This is an old revision of the document!


Bachelor and Master Thesis Topics within the AG Genome Informatics


The following is a (probably incomplete) list of thesis topics offered within the Genome Informatics group. If you are interested in working on one of these (or anything else in Genome Informatics), please contact the responsible group members or see Prof. Jens Stoye.

Medical Bioinformatics Projects in Australia (Master)

Jens Stoye, Lutz Krause (University of Queensland Diamantina Institute, Brisbane, Australia)

In collaboration with the Computational Clinical Genomics Group at the University of Queensland Diamantina Institute, Brisbane, Australia, we develop and apply bioinformatics and data-mining methods in the context of biomedical research. Student projects are available in the context of biomarker discovery for cancer, genome-wide epigenetic association studies, analysis of next-generation sequencing data, mining and visualizing the human microbiota, evolutionary genomics of human parasites, calling structural variants from next-generation sequencing data and genome-wide association studies (GWAS).
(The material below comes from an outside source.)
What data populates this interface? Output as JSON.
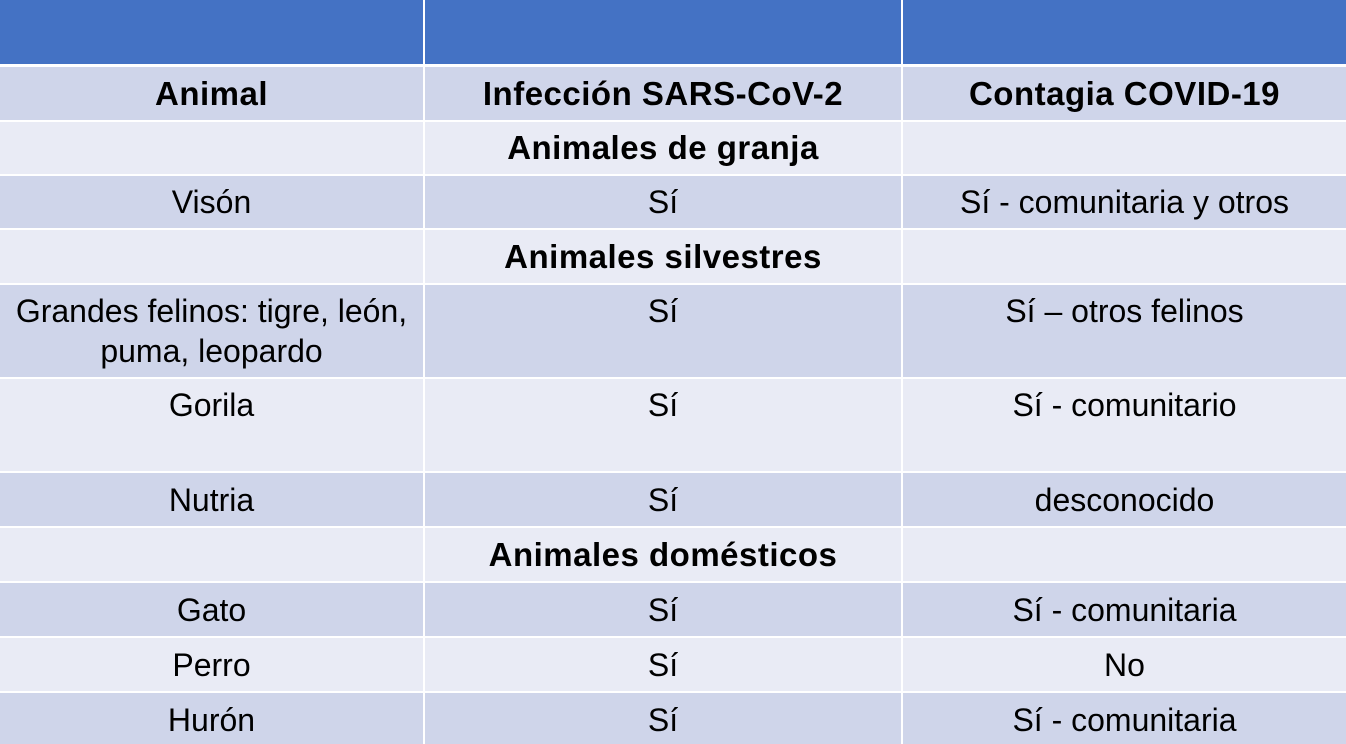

Alignment-free Phylogenomics with Copy Number Variations (Bachelor)

Andreas Rempel, Roland Wittler (Please also refer to the project page: SANS serif)

SANS serif is a software that allows the reconstruction of a phylogenetic network from a set of input genomes. For this purpose, the current implementation explores the presence/absence of k-mers in the DNA sequences. However, this method is not capable of detecting copy number variations, which would require counting and comparing the number of occurrences of each k-mer in each input sequence. The aim of this project is an efficient implementation of this extended method, but also an evaluation as to whether it improves the quality of the resulting phylogenetic network.
Good knowledge of C++ is highly recommended.

Alignment-free Phylogenomics using Amino Acid Sequences (Bachelor)

Andreas Rempel, Roland Wittler (Please also refer to the project page: SANS serif)

SANS serif is a software that allows the reconstruction of a phylogenetic network from a set of input genomes. For this purpose, the current implementation explores the presence/absence of k-mers in the DNA sequences. However, for annotated genomes or to explore the evolutionary relationship of individual genes, it might be beneficial to perform the study at the level of the amino acid sequences. The aim of this project is an efficient implementation of this extended method, but also an evaluation as to whether it improves the quality of the resulting phylogenetic network.
Good knowledge of C++ is highly recommended.